I moved closer to the bodies and made extra sure that they were both dead. The one in the hallway was still alive, groaning and gurgling as his own blood started to choke the life out of him. He didn’t have the power to move his prone body any closer, so I did not waste another bullet on mercy killing him.

When I finally dedicated my energy to observing the gallery of reactions from the others, it was about what I expected. Wide-eyed, mouths held open by invisible hands. Samantha was the only one who had prepared herself for what just happened, but it was also the first time that she enjoyed a clear-headed view of what this violence looked like.

“Y-You killed them!” Max squawked, “You really killed them!”

“You’ve gotta’ be kidding me! I was right the entire time?” Claude added.

I sighed but added nothing. For them, it must have seemed like an earth-shattering discovery. Adrian and Claude, who were much more aware than Max, had recontextualized everything they knew about me and the events that I was involved with.

“A real-life Sturmläufer, right in front of my eyes!”

That got my ire, “No. They aren’t real, for goodness sake.”

Claude scoffed, “Really?”

“Yes, really.”

Adrian stepped in, “She was always talented with a gun. She won every competition she decided to enter. I never imagined that you’d use those skills to... take the life of another.”

“It is not a choice I make lightly. We can ruminate over this later. I fear that our spat will attract more cultists to this room.”

They were caught between their perception of me and the reality of what they had witnessed. I was cold, confident and had a glare that could kill – but that did not mean that I was easily swayed into violence. How much credulity would they apply to this situation?

Adrian stared at one of the bodies, and the gun still held between his fingers. He slipped around my side and knelt next to him, reaching out to take it for himself. I stopped him with a firm word.

“No.”

He persisted, “I can’t stand here and let you do this on your own! They kidnapped me, and now they’re trying to kill us! Let me take one of those guns and help!”

I turned on my heel and grabbed the front of his shirt, pulling him back up to his feet and backing him towards the wall.

“I’m only going to say this once.”

A chill ran through the room and all of their eyes locked to me.

“Living without having to kill is a privilege. Do not be so eager to give that up.”

They had seen me irritated, bored, dismissive and mean-spirited – but what really got their attention was the simple fact that this was the first time they’d ever seen me become angry with another person. It was more revealing than I intended it to be. Adrian knew that he touched a nerve.

“So, what do you want us to do?”

“We’re going to go back to my escape route. You are going to keep a tight hold of that book and make sure that the cultists don’t get it back. I’ll make a stop by the throne room to see what that mysterious stranger is doing.”

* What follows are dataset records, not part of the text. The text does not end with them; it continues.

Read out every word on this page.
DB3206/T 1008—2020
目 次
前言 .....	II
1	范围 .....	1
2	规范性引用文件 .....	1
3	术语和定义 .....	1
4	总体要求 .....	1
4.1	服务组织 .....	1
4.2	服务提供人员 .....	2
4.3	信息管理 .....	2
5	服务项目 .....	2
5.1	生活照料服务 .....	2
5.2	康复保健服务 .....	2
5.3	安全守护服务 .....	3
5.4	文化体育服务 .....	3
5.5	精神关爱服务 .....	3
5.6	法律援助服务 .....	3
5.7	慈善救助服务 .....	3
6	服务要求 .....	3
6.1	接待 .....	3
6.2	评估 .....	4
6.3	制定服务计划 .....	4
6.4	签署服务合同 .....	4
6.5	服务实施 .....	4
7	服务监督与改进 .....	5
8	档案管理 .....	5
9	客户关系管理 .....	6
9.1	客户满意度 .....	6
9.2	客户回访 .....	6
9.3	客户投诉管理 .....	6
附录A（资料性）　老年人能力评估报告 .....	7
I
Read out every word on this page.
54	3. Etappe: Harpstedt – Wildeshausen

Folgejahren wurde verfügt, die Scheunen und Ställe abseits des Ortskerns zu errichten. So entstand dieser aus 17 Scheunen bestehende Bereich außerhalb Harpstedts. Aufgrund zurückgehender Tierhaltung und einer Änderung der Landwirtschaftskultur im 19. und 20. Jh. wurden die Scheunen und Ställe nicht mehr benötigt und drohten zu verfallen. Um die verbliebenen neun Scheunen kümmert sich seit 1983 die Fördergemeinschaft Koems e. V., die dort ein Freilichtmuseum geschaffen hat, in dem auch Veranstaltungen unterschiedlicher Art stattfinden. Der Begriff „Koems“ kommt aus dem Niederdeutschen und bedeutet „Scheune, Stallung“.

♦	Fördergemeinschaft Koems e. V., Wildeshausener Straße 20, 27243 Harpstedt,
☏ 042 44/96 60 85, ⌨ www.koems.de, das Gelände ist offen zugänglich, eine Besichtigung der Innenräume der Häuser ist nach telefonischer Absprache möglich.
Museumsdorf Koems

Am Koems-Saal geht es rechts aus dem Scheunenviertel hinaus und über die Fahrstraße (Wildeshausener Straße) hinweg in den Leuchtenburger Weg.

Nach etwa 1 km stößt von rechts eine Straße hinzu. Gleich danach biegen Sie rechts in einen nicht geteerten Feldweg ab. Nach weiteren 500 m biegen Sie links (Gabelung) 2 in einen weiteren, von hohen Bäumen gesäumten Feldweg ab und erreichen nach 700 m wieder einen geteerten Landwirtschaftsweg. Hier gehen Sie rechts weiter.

Samantha frowned, “Mysterious?”

“I was being sarcastic.”

Claude grabbed the book and clutched it close to his chest. There was no further room for debate. We had to move before they came searching for us. The bodies would obviously alert anyone who stumbled across them, and I wasn’t going to waste time dragging them into the room when they’d already bled across the floor.

The others were very careful not to stare, or to touch, dancing around them and keeping their eyes forward. My problem was now finding a path through the building that didn’t run us into another group of guards. Easier said than done.

I could have done with a little of that blind faith of theirs.

The cat is finally out of the bag for Claude and the others - appropriately, this revelation has landed on the 100th chapter of this story! (Though it is numbered 99 thanks to the prologue.)